I guess we’ll find out what to make of Jack later, but the culmination of everything this episode is trying to say has me leaving my heart open for her to redeem herself. Roy tells a great anecdote of his own at a press conference after the game that really sums up this takeaway- Rebecca had asked him to attend a press conference in Ted’s place earlier in the episode and he had sent Beard instead. Rebecca then laid into Roy, telling him to stop “ordering shit sandwiches and complaining about the portions”. This was a perfectly timed criticism because, especially with Brett Goldstein’s recent appearances on Sesame Street, Roy was starting to become a bit of a caricature of himself. It was very appropriate and self-aware of the show to show him being challenged and in the vulnerable position of having a boss.

So, Roy heeded her advice (or orders, depending on how you look at it) and went to the post-match press conference, despite Ted being available to do it himself. His commanding presence was the right choice, given that the press room was frothing at the mouth to ask what the hell had gotten into Isaac. The first question Roy takes is if Richmond condones Isaac’s behavior, to which Roy grunts “what a stupid fucking question. Course we don’t. What Isaac did was awful. He was lucky he only got a red card.” The natural follow up question is “then why’d he do it?”

Instead of answering, Roy tells an uncharacteristically vulnerable story from his past. When he was a young player, he had a teammate whose wife was expecting their first baby. One day at training, Roy made a joke that statistically, he was just as likely to be the father as his teammate. Not a great joke, but it didn’t warrant the guy breaking three of his ribs. The teammate was expelled from the team, and no other team wanted him after that. Roy ran into him at a pub months later, and took the opportunity to apologize for his joke. The teammate then told him that his wife had lost the baby a month before the incident, and never told anyone. “So for Isaac to do what he did today, even though it was wrong, I give him love. And as for why he did what he did, that’s none of my fucking business. Next question.”

Brett Goldstein in "La Locker Room Aux Folles". Image courtesy of AppleTV+.

If Isaac’s poor behavior was just a plot device to bring out the best in both Roy and Ted- and have them convince me to forgive Isaac in the process- I’ll allow it. Ted Lasso is love, and acceptance, and respect, even in moments that we don’t relate to or understand. I could watch Sam’s hands-in chant of “I love you guys so very much!” every day.
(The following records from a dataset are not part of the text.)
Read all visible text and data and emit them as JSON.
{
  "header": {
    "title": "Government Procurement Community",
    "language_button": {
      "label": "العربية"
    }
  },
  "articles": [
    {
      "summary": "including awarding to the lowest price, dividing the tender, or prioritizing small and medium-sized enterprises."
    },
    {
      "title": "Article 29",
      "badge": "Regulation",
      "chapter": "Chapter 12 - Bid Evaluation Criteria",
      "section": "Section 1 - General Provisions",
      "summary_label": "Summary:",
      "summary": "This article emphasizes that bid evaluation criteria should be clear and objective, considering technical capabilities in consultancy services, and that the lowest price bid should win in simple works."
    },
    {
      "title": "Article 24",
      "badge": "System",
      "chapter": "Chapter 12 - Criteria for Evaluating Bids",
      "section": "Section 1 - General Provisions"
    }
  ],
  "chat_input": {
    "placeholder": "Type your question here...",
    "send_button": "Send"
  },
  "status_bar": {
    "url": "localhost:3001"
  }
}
Finally, I would be remiss not to mention Nate. I hate to see him on the dark side, but I think he’s doing something uniquely challenging by choosing goodness in a space where it’s met with so much opposition. The last few episodes have convinced me that he really is cute and charming and I want so bad for him to reach his own potential. He said himself that he owes a lot to Rupert, so taking the initiative to leave the “guy’s night” that turned out to involve Rupert setting him up with hookers took courage (a guy’s night that Rupert never tried to initiate before finding out that Nate had a girlfriend). His showing up at Jade’s door and wrapping her in a big hug made me so proud. I know Richmond will be waiting for him with open arms when he’s ready to come back, and even though we all know it’s coming, I will love seeing it happen.

How do you guys think Ted Lasso is going to wrap up its final episodes? What’s going on with the now promiscuous and mysteriously absent Doc Shannon? Is Rebecca going to have babies or what (with Sam…?)? Do you really want to eat at Ola’s or is that just me? What do you make of this being a British show built for an American audience?